PBS featured one of them last night, "Dmitri Shostakovich's 5th Symphony: Music Born of Fear." Though his 5th symphony was written in 1937, I can't think of a more relevant composer in today's political climate than Dmitri Shostakovich, nor a more important piece than his 5th Symphony. It has always been one of my favorite works with its terrifying 1st movement, it's paradoxical Scherzo, the tragic 3rd movement, and the "triumphant" ending.
To summarize the thesis of Michael Tilson Thomas (along with many other musicologists), Shostakovich wrote this piece under great duress. At this time, Soviet propaganda police had declared that art's only purpose was to glorify Stalin and his regime. Should their work in any way be construed as criticism, it earned the artist/composer/ poet/author a one-way ticket to Siberia, if not torture followed by execution. Shostakovich found his name decried in a public newspaper, and having known the fates of many of his friends, collegues and family, including his own sister, he knew that his future (not just as a composer, but as a man) was uncertain at best.

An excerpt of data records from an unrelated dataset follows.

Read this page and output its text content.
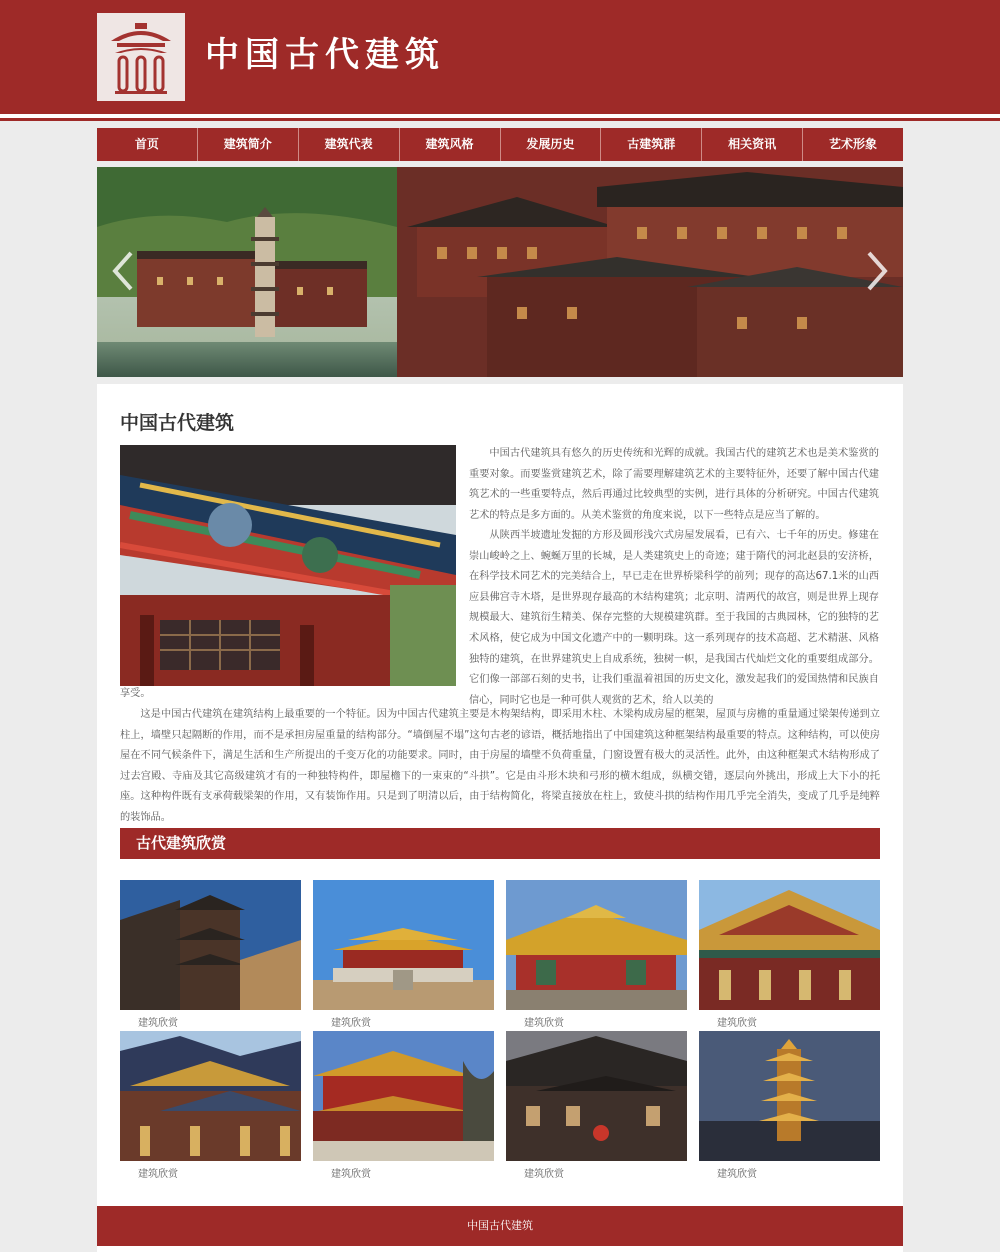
中国古代建筑
首页	建筑简介	建筑代表	建筑风格	发展历史	古建筑群	相关资讯	艺术形象
中国古代建筑
中国古代建筑具有悠久的历史传统和光辉的成就。我国古代的建筑艺术也是美术鉴赏的重要对象。而要鉴赏建筑艺术，除了需要理解建筑艺术的主要特征外，还要了解中国古代建筑艺术的一些重要特点，然后再通过比较典型的实例，进行具体的分析研究。中国古代建筑艺术的特点是多方面的。从美术鉴赏的角度来说，以下一些特点是应当了解的。
从陕西半坡遗址发掘的方形及圆形浅穴式房屋发展看，已有六、七千年的历史。修建在崇山峻岭之上、蜿蜒万里的长城，是人类建筑史上的奇迹；建于隋代的河北赵县的安济桥，在科学技术同艺术的完美结合上，早已走在世界桥梁科学的前列；现存的高达67.1米的山西应县佛宫寺木塔，是世界现存最高的木结构建筑；北京明、清两代的故宫，则是世界上现存规模最大、建筑衍生精美、保存完整的大规模建筑群。至于我国的古典园林，它的独特的艺术风格，使它成为中国文化遗产中的一颗明珠。这一系列现存的技术高超、艺术精湛、风格独特的建筑，在世界建筑史上自成系统，独树一帜，是我国古代灿烂文化的重要组成部分。它们像一部部石刻的史书，让我们重温着祖国的历史文化，激发起我们的爱国热情和民族自信心，同时它也是一种可供人观赏的艺术，给人以美的
享受。
这是中国古代建筑在建筑结构上最重要的一个特征。因为中国古代建筑主要是木构架结构，即采用木柱、木梁构成房屋的框架，屋顶与房檐的重量通过梁架传递到立柱上，墙壁只起隔断的作用，而不是承担房屋重量的结构部分。“墙倒屋不塌”这句古老的谚语，概括地指出了中国建筑这种框架结构最重要的特点。这种结构，可以使房屋在不同气候条件下，满足生活和生产所提出的千变万化的功能要求。同时，由于房屋的墙壁不负荷重量，门窗设置有极大的灵活性。此外，由这种框架式木结构形成了过去宫殿、寺庙及其它高级建筑才有的一种独特构件，即屋檐下的一束束的“斗拱”。它是由斗形木块和弓形的横木组成，纵横交错，逐层向外挑出，形成上大下小的托座。这种构件既有支承荷载梁架的作用，又有装饰作用。只是到了明清以后，由于结构简化，将梁直接放在柱上，致使斗拱的结构作用几乎完全消失，变成了几乎是纯粹的装饰品。
古代建筑欣赏
建筑欣赏	建筑欣赏	建筑欣赏	建筑欣赏
建筑欣赏	建筑欣赏	建筑欣赏	建筑欣赏
中国古代建筑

Symphony No. 5 was written in such a way as to help him regain favor with Soviet leaders. But what many hear when they listen to this Symphony underneath all the fanfare and patriotism is a hidden message of terror, anguish and recrimination.
During one part of the "Keeping Score" production, Michael Tilson Thomas sits at a table with several musicians in his orchestra who grew up in the Soviet Union, and experienced such suppression first-hand. They understood growing up that they could not speak freely, that what they thought and what they said were two different things. They reminded me of my very dear Chamber music teacher at the University of Utah, the late Mikhail Boguslavsky, "Mischa" to his students.
Mischa studied at the Moscow Conservatory during the Stalin years. He had so many stories about his life, but the one I remember most is the description of how he lost the eyesight in one of his eyes. On March 5, 1953, both the composer Prokofiev and Stalin died. Prokofiev's death was ignored. Stalin's called for a three-day mourning period, and Mischa was in an orchestra slated to play for the various ceremonies. He always said that Stalin was able to reach him, even from the grave, because though he had a serious eye infection at the time, he could not be excused, and his eye was left untreated for the duration of the funeral, resulting in its permanent blindness.
Whenever I hear Shostakovich's 5th symphony, I think about Mischa, and the price he paid for being born at such a time. Shostakovich's parents welcomed the 1917 Revolution, not knowing that they were being "rescued" from one form of tyranny only to be subjected to an even harsher form of government. When I listen to "Shosty 5," it reminds me how important it is not to take our own freedoms for granted.